Konsekuensinya, terbangun model demokrasi semu (pseudo democracy) di mana prosedur dan institusi demokrasi modern secara formal diadopsi, namun substansi demokrasi murni tidak terwujud. Demokrasi gagal mewujudkan kesejahteraan dan tidak ada pelembagaan nilai-nilai demokrasi.
Untuk mengatasi berbagai permasalahan tersebut, Fachrul Razi menyarankan sejumlah solusi, seperti menumbuhkan kultur demokrasi melalui pendidikan politik kewargaan (civic education) yang kritis agar masyarakat sadar akan hak dan kewajiban sebagai warga negara.

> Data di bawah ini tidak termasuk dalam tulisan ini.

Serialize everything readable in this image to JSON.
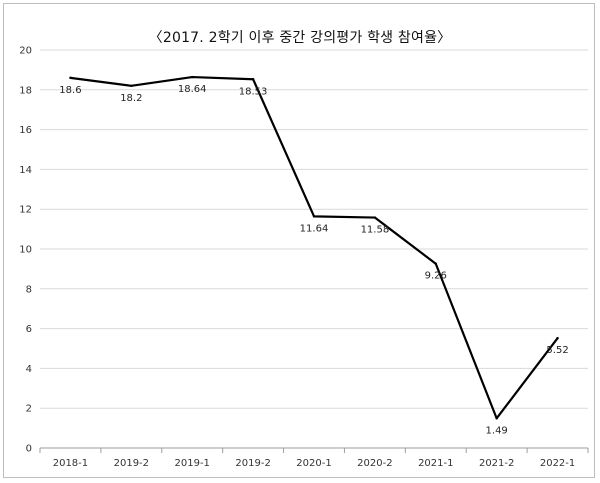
{
  "chart_data": {
    "type": "line",
    "title": "〈2017. 2학기 이후 중간 강의평가 학생 참여율〉",
    "xlabel": "",
    "ylabel": "",
    "categories": [
      "2018-1",
      "2019-2",
      "2019-1",
      "2019-2",
      "2020-1",
      "2020-2",
      "2021-1",
      "2021-2",
      "2022-1"
    ],
    "series": [
      {
        "values": [
          18.6,
          18.2,
          18.64,
          18.53,
          11.64,
          11.58,
          9.26,
          1.49,
          5.52
        ],
        "labels": [
          "18.6",
          "18.2",
          "18.64",
          "18.53",
          "11.64",
          "11.58",
          "9.26",
          "1.49",
          "5.52"
        ]
      }
    ],
    "ylim": [
      0,
      20
    ],
    "yticks": [
      "0",
      "2",
      "4",
      "6",
      "8",
      "10",
      "12",
      "14",
      "16",
      "18",
      "20"
    ],
    "grid": true,
    "line_color": "#000000",
    "grid_color": "#d9d9d9",
    "legend": "none"
  }
}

Selain itu, penegakan hukum yang tegas dan tidak diskriminatif sangat penting untuk memulihkan kepercayaan publik dan memperkuat legitimasi pemerintah.
“Menumbuhkan semangat moral dalam praktik politik, pemerintahan, dan pembangunan sangat penting agar perilaku elit politik dan ekonomi semakin dekat dengan tujuan mewujudkan kesejahteraan rakyat dan keadilan sosial. Perlu ada keberpihakan politik dan kedewasaan berpolitik, khususnya dari para elit sebagai pendorong demokratisasi,” tutup Fachrul Razi.